A recalibrated and tested LINTUL-Cassava simulation model provides insight into the high yield potential of cassava under rainfed conditions

Adiele, J.G.; Schut, A.G.T.; Beuken, R.P.M. van den; Ezui, K.S.; Pypers, P.; Ano, A.O.; Egesi, C.N.; Giller, K.E.


Accurate assessments of the yield potential of cassava are needed to analyse yield gaps, define yield targets and set benchmarks for actual yields in Nigeria. This study evaluated the crop model LINTUL-Cassava under assumed potential growth and water-limited conditions in Nigeria. On-farm experiments were conducted at six locations across the three major cassava growing agro-ecologies of Western Africa (Tropical Rainforest – Ogoja and Ikom in Cross River state, Rainforest Transition Savanna – Ekpoma in Edo state and Guinea Savanna – Otukpo in Benue state) during two subsequent seasons (2016 – 2018). Treatments included fertilizer rates calculated to support the assumed potential yields of 90 t fresh storage root yield ha−1 y−1 (equivalent to 32 t DM ha−1, produced in a growing season of 12 months). Light interception (LI) and leaf area index (LAI) were measured each month.
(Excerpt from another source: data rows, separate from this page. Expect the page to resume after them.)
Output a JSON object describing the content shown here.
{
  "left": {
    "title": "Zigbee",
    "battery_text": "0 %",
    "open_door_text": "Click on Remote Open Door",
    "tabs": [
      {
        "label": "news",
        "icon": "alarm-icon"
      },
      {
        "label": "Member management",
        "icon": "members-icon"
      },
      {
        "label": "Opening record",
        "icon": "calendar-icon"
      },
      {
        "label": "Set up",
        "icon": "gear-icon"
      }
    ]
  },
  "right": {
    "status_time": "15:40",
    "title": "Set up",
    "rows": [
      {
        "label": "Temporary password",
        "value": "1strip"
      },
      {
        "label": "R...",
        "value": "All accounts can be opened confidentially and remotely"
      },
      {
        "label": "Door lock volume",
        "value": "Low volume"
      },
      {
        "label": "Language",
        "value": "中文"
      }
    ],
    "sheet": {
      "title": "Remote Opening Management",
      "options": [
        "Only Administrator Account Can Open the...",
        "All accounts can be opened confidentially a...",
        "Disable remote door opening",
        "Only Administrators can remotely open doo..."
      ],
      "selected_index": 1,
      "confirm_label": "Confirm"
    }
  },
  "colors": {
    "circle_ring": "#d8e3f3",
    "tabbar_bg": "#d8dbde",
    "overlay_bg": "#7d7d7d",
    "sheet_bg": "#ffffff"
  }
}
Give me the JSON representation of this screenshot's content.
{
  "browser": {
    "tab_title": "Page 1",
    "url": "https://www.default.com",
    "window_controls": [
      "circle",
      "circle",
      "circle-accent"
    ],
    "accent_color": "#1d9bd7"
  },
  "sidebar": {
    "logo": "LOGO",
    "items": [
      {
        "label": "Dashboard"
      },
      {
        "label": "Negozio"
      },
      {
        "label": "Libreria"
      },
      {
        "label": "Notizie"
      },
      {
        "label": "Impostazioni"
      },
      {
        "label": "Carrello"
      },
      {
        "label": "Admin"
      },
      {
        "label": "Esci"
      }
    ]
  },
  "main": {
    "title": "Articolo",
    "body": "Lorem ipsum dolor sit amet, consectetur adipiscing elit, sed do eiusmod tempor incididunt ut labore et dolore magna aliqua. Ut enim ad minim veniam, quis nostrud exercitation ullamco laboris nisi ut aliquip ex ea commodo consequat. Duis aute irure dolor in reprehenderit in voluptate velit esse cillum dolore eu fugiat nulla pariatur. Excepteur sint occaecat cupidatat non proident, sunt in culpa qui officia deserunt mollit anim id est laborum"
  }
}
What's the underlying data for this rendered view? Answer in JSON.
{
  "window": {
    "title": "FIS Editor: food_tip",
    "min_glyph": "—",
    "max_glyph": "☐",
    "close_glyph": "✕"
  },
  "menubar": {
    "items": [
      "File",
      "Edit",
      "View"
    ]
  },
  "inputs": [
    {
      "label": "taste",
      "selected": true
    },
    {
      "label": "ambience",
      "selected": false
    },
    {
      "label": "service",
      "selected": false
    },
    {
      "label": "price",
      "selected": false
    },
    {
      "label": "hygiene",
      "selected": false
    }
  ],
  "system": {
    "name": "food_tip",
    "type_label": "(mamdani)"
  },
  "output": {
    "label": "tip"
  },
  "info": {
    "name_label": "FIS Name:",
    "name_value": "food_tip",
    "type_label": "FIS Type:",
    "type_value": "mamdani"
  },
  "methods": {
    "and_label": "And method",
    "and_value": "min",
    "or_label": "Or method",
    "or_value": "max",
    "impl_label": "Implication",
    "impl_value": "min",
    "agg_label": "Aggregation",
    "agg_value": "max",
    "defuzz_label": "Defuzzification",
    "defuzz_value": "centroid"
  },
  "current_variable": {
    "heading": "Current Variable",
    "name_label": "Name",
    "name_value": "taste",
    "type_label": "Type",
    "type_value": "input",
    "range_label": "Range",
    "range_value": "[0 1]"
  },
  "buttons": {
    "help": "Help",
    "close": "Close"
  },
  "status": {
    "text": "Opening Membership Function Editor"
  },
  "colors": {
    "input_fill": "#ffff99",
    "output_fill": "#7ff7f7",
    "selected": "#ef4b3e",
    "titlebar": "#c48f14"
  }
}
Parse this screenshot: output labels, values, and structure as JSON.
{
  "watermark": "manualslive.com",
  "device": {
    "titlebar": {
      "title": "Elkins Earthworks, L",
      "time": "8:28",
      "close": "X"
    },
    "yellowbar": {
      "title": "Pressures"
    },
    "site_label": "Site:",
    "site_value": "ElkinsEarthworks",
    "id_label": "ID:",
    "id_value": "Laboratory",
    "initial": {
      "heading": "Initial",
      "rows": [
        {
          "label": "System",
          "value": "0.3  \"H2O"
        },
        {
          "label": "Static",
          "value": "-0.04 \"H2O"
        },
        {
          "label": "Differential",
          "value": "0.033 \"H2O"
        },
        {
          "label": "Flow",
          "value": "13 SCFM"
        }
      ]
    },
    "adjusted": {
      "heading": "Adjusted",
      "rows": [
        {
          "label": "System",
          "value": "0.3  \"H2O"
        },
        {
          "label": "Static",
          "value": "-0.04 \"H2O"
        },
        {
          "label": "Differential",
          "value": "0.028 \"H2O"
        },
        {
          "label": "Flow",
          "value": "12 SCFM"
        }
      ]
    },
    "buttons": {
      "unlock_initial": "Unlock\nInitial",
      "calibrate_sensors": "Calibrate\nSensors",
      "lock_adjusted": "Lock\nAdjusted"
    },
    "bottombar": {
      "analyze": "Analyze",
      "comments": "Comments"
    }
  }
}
The weights of leaves, stems and storage roots were measured at 4 and 8 months after planting and at harvest, and radiation use efficiency (RUE) calculated. The Edo experiment from 2016 was without drought stress and was used to parameterise LINTUL-Cassava and calibrate assimilate partitioning as function of temperature sums. The average fraction of light intercepted during the season was 80 %, with a light extinction coefficient of 0.67 and a RUE of 2.8 g DM MJ−1 intercepted photosynthetically active radiation (IPAR). After calibration, the LINTUL-Cassava model described the crop growth and observed patterns of LAI well in the experiments in Cross River and Edo (2017). Simulated and observed storage root yield at 4 MAP (vegetative period), 8 MAP (mid-season) and at harvest were strongly correlated (R2 of 0.92), with a RMSE of 4.93 t DM ha−1. We ascertained that RUE of cassava was much higher than previously observed in Africa, with an average storage root yield of 39 ± 7 t DM ha−1. Consequently, potential yields are greater and yield gaps larger than expected or previously reported. We conclude that the LINTUL-Cassava model can provide an adequate estimate of storage root yield across major cassava growing agroecological zones in Nigeria under rainfed conditions.